Page 36 of The Curse Workers


Font Size:  

* * *

When I get out of the car in the driveway of the house, I notice the doors of the barn are open. I walk over and look inside. No traps. No cats. No eyes shining from the shadows.

I stand there, looking for a long moment, trying to understand what happened. Then I run to the house and yank open the door.

“Where are the cats?” I yell.

“Your brother called the animal shelter,” Grandad says, looking up from a pile of moth-eaten linens. “They came this afternoon.”

“What about the white cat? My cat?”

“You know you couldn’t keep her,” he says. “Let her go to people that can take care of her.”

“How could you do that? How could you let them take her?”

He reaches out his hand, but I step back.

“Which brother? Who called the shelter?” My voice is shaking with rage.

“You can’t blame him,” he says. “He was just trying to do right by this place. They were making a mess of the barn.”

“Who was it?” I ask.

“Philip,” he says with a defeated shrug of his shoulders. He’s still talking, explaining something about how the cats being gone is a good thing, but I’m not listening.

I’m thinking about Barron and Maura and my stolen memories and the missing cat and how I’m going to make Philip pay for it. All of it. With interest.

9

I HATE WALKING INTO shelters. I hate the smell of urine, feces, food, and wet newsprint all tangled up together. I hate the desperate whining sound of animals, the endless crying from the cages, and the guilt at not being able to do anything for them. I’m already feeling a little crazy when I walk into the first shelter, and it takes me until the third to find her. The white cat.

She looks at me from the back of the cage. She’s not howling or rubbing her face against the bars, like some of the other animals. She looks like a snake, ready to strike.

But she doesn’t look like anything that was ever human.

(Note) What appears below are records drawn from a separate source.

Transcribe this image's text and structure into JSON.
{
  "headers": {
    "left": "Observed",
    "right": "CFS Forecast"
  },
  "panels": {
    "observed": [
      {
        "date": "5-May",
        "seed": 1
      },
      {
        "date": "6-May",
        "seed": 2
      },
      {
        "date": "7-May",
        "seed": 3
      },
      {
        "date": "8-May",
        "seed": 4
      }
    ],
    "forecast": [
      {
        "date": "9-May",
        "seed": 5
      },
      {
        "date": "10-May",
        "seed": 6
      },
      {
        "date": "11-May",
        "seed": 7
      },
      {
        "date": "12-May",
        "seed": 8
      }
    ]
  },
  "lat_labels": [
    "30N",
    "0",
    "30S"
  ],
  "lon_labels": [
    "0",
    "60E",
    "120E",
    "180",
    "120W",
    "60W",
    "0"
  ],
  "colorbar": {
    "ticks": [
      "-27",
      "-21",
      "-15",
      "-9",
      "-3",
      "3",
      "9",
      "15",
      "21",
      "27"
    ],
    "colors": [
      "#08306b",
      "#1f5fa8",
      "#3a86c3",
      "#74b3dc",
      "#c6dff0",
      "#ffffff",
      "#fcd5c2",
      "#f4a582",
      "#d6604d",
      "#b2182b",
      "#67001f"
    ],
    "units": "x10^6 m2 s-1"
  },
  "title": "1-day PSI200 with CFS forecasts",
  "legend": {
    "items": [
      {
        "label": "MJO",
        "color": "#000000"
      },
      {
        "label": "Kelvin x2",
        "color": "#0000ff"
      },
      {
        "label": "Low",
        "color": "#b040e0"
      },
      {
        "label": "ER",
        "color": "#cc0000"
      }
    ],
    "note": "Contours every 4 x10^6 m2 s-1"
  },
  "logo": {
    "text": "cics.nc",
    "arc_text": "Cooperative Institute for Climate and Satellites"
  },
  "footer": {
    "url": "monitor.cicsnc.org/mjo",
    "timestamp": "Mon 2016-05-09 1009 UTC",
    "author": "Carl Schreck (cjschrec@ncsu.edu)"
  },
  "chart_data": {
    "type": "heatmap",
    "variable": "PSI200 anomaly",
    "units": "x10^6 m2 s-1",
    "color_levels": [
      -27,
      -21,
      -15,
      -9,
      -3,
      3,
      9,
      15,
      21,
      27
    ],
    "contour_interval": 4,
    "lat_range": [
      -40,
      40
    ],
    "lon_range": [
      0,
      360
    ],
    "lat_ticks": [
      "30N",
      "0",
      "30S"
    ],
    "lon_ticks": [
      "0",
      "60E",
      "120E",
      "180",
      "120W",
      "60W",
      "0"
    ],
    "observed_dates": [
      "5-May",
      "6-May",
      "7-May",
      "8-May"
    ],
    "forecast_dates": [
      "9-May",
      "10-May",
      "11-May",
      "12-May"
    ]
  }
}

“What are you?” I say. “Lila?”

That makes her stand up and come to the front of the bars. She meows once, plaintively. A shudder runs through me that’s part terror and part revulsion.

A girl can’t be a cat.

Unbidden the memory of the last time I saw Lila rises. I can smell the blood. I can feel the smile pulling at my mouth when I look down at her body. Even if that memory’s false, it feels real. This—the idea that she’s alive, that I can still save her—feels like playing pretend. Like lying to myself. Like losing my mind.

Her mismatched green and blue eyes are very like Lila’s, though. And she’s looking up at me. And even though I might be going crazy, even though it feels impossible, I’m certain it’s her.

I turn, and she yowls again and again, but I make myself ignore her and walk out of the animal housing area. I go up to the desk, where a heavyset woman in a schnauzer-print sweatshirt is telling some guy where to hang flyers promising a reward for his missing ball python.

“I’d like to adopt the white cat,” I tell her.

She slides me a form. It asks me for the name and address of my veterinarian, how long I’ve lived at my current address, and whether I approve of declawing. I put down the answers that I think they want to hear and I leave the vet part blank. My hands are shaking and I feel the way I did after my father’s car accident, when time seemed to move differently for me than for other people. It’s too fast and too slow, and all I can think is that if I walk out of here with the cat, then I’ll be able to sit and wait for time to catch up with itself again.

“This is your birthday?” she asks me, tapping the paper.

I nod.

“You’re only seventeen.” She points to where it says in bold print at the top of the page: Must be 18 to adopt. I just stare at the words. Normally I pay attention to things like that. I prepare. Map out the variables. But instead I’m sucking air like a fish.

“You don’t understand,” I say, and I watch a frown pinch her brows. “That didn’t come out right. That’s my cat—I mean, the one I wanted to adopt. Someone must have brought her here, but she’s really mine.”